When students are forced to build their own spaces of safety and care, it is not a triumph of resilience. It is evidence of systemic abandonment. And yet — around the world — youth are doing exactly this. From student-led mental health initiatives to mutual aid networks, from trans-inclusive support groups to QTIPOC collectives, young people are filling in the gaps left by institutional neglect. These initiatives are not add-ons — they are the front lines of truly inclusive education.
But the reality is: youth should not have to do this alone.
Taj Donville-Outerbridge’s speech makes it impossible to continue framing inclusive education as a matter of good intentions or slow reform. It is a matter of urgency — because exclusion has consequences. It leads to school dropout, homelessness, criminalisation, intergenerational poverty, and preventable deaths.
In the UK, LGBTQ+ youth make up 24% of the youth homeless population, despite being less than 10% of the overall population.
In the U.S., trans youth are more than twice as likely to attempt suicide if they do not have access to affirming education environments.
Across Europe, LGBTQ+ students from migrant and refugee backgrounds are systematically excluded from both language support and culturally competent mental health resources.
These are not theoretical harms. They are everyday realities.

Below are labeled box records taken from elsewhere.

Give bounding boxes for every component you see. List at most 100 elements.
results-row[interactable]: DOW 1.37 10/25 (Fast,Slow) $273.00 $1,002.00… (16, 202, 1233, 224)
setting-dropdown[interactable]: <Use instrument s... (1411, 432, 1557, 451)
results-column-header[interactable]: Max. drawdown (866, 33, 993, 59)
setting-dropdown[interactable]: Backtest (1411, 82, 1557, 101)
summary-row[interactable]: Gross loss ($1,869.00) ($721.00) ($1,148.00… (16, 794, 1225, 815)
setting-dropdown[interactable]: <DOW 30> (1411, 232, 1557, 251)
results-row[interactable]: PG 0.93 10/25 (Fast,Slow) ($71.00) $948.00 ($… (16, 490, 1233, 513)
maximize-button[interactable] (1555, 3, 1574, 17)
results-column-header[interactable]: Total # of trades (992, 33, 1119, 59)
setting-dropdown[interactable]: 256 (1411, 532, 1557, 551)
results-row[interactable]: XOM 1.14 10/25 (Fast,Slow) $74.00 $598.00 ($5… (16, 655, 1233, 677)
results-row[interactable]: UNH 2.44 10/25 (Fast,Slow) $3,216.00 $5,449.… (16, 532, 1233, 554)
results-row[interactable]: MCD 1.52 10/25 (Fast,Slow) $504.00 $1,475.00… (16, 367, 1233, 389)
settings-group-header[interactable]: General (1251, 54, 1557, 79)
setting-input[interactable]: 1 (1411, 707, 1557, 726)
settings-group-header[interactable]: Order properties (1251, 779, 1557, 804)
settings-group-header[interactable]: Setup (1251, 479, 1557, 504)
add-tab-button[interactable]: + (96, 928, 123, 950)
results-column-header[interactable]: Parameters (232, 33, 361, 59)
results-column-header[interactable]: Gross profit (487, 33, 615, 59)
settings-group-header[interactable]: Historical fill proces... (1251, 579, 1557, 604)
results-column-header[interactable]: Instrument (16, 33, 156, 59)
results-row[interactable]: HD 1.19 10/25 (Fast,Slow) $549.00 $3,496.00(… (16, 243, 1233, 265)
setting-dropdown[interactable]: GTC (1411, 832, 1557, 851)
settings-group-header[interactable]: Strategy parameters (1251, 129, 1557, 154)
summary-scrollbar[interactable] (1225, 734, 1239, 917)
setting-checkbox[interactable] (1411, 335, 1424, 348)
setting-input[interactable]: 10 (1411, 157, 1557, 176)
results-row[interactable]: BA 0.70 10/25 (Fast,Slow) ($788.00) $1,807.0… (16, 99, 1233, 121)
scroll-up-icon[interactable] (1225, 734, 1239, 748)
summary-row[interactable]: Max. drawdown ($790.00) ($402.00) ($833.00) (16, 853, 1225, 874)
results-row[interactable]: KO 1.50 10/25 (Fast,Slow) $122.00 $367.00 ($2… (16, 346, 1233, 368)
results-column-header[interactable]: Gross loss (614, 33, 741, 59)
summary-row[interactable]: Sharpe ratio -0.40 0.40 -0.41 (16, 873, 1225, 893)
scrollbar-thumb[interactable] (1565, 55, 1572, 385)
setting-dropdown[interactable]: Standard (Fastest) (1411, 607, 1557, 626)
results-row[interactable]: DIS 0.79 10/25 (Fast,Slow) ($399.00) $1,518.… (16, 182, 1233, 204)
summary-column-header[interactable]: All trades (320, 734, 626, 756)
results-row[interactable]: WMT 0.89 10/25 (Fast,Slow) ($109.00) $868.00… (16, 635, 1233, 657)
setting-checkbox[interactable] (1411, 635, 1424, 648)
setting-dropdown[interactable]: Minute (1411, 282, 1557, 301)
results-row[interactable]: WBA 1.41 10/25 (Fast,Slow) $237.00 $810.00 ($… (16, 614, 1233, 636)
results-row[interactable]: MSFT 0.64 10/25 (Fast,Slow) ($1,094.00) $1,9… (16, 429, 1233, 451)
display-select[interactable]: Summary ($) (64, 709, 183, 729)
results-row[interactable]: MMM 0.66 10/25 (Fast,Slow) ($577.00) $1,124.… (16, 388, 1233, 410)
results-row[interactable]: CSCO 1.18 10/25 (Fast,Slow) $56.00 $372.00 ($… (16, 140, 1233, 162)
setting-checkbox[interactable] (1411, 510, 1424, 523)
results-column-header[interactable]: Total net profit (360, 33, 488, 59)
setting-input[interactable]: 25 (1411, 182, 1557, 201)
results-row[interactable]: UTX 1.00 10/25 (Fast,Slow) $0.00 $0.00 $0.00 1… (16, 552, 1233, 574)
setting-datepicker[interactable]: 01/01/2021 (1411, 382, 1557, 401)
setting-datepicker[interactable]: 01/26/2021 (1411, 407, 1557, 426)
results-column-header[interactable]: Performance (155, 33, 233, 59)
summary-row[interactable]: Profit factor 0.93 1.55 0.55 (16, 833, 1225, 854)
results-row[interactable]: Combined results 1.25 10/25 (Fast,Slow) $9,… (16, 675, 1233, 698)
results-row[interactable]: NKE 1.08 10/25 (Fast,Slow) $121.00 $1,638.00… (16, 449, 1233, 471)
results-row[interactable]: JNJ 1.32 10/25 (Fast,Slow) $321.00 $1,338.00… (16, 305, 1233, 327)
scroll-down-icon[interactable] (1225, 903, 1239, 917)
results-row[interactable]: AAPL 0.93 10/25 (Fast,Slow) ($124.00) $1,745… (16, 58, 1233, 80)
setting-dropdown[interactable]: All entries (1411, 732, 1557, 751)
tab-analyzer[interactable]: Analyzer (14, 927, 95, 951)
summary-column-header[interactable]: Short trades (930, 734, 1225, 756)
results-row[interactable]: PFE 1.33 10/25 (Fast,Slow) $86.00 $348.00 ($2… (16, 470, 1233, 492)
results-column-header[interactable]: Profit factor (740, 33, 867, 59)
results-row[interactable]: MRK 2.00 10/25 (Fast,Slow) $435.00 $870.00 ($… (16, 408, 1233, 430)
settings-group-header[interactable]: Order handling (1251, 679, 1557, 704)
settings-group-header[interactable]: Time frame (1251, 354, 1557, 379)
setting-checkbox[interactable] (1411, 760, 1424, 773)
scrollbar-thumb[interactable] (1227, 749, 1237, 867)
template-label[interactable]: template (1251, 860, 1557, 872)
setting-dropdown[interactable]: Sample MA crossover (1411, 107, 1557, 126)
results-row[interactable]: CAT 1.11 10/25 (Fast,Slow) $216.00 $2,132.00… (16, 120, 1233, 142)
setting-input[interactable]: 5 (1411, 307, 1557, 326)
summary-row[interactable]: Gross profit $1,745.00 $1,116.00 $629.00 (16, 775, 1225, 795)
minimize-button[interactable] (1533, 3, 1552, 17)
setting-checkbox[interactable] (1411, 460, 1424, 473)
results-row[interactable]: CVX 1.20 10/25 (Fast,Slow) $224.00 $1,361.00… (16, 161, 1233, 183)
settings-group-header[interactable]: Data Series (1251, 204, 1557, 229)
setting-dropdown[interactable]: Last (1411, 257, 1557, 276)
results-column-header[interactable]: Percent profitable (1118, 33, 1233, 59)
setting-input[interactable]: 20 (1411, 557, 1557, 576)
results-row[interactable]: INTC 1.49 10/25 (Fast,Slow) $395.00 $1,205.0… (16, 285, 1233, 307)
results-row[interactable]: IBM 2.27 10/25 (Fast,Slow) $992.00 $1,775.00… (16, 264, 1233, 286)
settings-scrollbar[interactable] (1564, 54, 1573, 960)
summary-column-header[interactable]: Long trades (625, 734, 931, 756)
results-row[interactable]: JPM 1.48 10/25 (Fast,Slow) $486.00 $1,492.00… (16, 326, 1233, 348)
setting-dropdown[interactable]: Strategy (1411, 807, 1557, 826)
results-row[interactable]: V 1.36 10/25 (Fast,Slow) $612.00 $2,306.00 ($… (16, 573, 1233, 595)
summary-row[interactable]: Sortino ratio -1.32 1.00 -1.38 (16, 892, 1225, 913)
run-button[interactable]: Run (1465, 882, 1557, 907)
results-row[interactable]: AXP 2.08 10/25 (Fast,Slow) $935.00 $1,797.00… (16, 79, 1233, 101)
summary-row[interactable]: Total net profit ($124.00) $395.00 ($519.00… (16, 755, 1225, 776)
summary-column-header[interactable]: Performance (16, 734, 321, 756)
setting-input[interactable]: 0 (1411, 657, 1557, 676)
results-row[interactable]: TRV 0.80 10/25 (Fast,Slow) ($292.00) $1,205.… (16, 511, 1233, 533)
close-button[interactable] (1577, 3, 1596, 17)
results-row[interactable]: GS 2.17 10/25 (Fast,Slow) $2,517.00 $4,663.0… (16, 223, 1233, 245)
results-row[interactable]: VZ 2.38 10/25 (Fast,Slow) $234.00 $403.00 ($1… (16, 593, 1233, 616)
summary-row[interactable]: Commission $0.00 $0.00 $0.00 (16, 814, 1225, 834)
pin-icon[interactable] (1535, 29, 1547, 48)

And yet, many governments and international agencies still resist investing in the most basic infrastructure of inclusive education:
Comprehensive and affirming curricula
Peer-led support systems
Mandatory teacher training on intersectionality
Legal protections for trans and gender-diverse students
Accessible, multilingual mental health services
Long-term funding for grassroots youth-led initiatives
Instead, inclusion is often treated as a pilot project, a side initiative, or worse — a branding exercise.
Taj Donville-Outerbridge’s words are a direct challenge to this complacency. They did not ask for recognition. They demanded structural change. They reminded us that lived experience is not anecdotal — it is evidence. It is expertise. And it should be shaping not just the margins of educational policy, but its core.
Their speech called on every institution — from school boards to UN agencies — to get serious about the work. That means:
Funding grassroots organisations not as supplements, but as system leaders.
Embedding intersectional design in every layer of education systems, not just programming.
Moving away from short-term projects and toward long-term commitments.
Valuing youth-led knowledge not just in feedback sessions, but in governance.
Thinking globally — beyond Europe and North America — and learning from queer and trans youth organising in the Global South, where the stakes are often life and death.
Inclusive education cannot begin and end with visibility.
It must mean transformation. Redistribution. Protection. And power.
Taj Donville-Outerbridge did not offer a hopeful metaphor.
They delivered a mirror — one that demands institutions either rise to meet this moment or acknowledge that they were never serious to begin with.
The choice is clear.
If we are not centring the students most at risk, then we are not doing inclusion — we are preserving exclusion by another name.